Stalemate: Senators from both sides cross party lines to vote against their own leadership on spending

Chris Moody Contributor

Three Republican senators from the Tea Party Caucus — Jim DeMint of South Carolina, Rand Paul of Kentucky and Mike Lee of Utah — joined a unanimous block of Democrats to kill a House budget plan with $61 billion in cuts. Then, just moments later, 11 Senate Democrats helped block their own leadership’s proposal.

In what is largely being seen as a symbolic act, Senate Majority Leader Harry Reid held two votes Wednesday night to test the waters on the parties’ competing proposals to fund the government through the fiscal year. House Republicans voted last month to cut $61 billion from the budget, and Democrats countered with $6.5 billion in cuts.

Neither party could find a majority in the Senate to join them, let alone the 60 votes needed to pass their preferred spending levels.

For Tea Party-backed Republicans, DeMint said they wanted to “send a signal” on spending. He would not comment, however, on whether he would have voted against the GOP proposal if he knew Republican unity would have passed the bill.

“Some of us just wanted to send a signal to say ‘folks, we’re not even close to where we need to be,'” DeMint said after the vote. “We need to take this more urgently, and I’m afraid the whole culture of this place lowers your expectations.”

In statements released after the vote, Lee and Paul both took the time to knock the House GOP proposal, saying it was not serious enough to have any meaningful impact on the nation’s debt.

“If you think of our annual deficit as a football field, the Democrat proposal moves the ball just over half a yard toward the goal line.  The Republican proposal moves it just three and a half yards,” Lee said.

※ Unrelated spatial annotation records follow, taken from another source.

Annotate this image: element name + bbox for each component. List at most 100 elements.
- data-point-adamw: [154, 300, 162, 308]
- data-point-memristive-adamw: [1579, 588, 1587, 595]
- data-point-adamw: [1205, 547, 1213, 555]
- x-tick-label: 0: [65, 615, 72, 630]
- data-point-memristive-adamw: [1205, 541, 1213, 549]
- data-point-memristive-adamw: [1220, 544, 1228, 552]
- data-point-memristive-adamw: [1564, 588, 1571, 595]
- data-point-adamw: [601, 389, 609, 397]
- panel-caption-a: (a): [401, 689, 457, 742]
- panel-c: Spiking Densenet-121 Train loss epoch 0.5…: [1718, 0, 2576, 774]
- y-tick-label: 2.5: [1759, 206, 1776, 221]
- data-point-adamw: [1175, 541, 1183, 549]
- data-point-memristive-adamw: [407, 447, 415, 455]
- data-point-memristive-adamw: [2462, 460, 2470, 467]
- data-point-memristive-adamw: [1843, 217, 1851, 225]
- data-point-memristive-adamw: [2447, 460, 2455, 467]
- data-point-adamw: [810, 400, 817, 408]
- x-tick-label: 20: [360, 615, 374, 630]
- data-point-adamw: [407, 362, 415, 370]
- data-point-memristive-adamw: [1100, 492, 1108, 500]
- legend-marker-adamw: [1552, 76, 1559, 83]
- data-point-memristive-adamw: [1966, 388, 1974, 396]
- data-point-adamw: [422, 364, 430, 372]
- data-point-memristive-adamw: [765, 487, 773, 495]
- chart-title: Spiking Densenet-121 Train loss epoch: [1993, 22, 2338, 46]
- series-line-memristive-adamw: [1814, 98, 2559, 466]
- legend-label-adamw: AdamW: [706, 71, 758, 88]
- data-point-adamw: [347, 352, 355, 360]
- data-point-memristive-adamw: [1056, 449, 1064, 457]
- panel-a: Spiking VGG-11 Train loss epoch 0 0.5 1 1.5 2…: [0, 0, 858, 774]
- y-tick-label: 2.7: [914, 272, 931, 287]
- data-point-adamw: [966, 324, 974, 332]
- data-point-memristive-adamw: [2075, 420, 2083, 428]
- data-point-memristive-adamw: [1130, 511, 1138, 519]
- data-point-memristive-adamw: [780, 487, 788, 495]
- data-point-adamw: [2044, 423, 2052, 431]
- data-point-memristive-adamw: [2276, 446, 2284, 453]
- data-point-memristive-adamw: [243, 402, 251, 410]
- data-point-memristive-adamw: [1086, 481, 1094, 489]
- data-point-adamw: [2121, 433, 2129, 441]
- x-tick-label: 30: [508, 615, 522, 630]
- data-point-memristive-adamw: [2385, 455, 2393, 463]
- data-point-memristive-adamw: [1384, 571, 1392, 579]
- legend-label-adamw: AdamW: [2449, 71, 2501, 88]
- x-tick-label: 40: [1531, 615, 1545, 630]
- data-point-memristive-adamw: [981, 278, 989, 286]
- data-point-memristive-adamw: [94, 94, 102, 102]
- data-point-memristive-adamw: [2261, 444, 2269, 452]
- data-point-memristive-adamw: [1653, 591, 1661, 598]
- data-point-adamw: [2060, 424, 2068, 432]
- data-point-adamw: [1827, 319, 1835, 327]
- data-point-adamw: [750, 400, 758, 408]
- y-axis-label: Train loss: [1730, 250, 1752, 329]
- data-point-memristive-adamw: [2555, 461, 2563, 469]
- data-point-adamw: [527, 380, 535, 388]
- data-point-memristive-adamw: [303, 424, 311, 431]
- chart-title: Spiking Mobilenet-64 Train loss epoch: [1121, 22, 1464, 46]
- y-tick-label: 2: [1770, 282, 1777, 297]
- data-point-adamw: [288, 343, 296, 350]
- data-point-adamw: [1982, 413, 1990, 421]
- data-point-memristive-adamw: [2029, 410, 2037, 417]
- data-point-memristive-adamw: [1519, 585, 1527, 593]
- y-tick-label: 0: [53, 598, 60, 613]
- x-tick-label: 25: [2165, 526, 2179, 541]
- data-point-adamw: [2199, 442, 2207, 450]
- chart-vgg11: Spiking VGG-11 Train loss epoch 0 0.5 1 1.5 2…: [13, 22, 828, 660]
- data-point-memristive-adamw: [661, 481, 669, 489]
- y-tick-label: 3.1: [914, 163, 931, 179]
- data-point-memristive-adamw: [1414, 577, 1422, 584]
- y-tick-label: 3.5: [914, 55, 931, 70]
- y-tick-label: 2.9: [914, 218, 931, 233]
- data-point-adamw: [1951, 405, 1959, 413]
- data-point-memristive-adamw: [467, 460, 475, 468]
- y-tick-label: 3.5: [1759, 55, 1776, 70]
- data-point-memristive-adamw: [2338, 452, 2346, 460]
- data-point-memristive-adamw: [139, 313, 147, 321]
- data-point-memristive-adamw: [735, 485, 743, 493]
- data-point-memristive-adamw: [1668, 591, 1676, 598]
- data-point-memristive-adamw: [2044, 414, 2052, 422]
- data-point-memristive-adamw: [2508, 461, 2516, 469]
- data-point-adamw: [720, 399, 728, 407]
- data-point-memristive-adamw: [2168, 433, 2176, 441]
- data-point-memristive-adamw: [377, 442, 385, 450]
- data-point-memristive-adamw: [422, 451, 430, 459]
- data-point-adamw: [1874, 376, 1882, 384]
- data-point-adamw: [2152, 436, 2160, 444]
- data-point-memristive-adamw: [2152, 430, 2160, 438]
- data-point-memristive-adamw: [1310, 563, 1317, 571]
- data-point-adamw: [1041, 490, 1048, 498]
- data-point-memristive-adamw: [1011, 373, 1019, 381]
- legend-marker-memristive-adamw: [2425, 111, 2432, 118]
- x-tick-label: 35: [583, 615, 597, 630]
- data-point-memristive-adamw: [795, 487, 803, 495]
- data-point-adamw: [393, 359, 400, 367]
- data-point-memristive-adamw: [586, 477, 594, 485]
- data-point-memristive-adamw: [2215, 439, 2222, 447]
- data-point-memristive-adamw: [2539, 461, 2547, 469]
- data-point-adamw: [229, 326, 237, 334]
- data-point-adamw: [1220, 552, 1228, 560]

“If we were to adopt the president’s approach, we would have $1.65 trillion deficit in one year. If we were to adopt the House approach, we’re going to have a $1.55 trillion deficit in one year,” Paul said.

The 11 Democrats who voted against their own party’s leadership had similar concerns that the proposal didn’t go far enough. (But signaled that the Republicans went too far.) Nebraska Sen. Ben Nelson said he “wants to get closer to the $50 billion range in cuts.”

With the battle lines drawn, negotiations between the House, Senate and White House will probably require more time than the nine days left of government funding allotted by the last stopgap measure. That will mean both parities will have to find yet another short-term agreement on how to fund the government for another two weeks, which Republicans have said they are open to as long as it contains more cuts.

In the meantime, the negotiations with the White House will continue.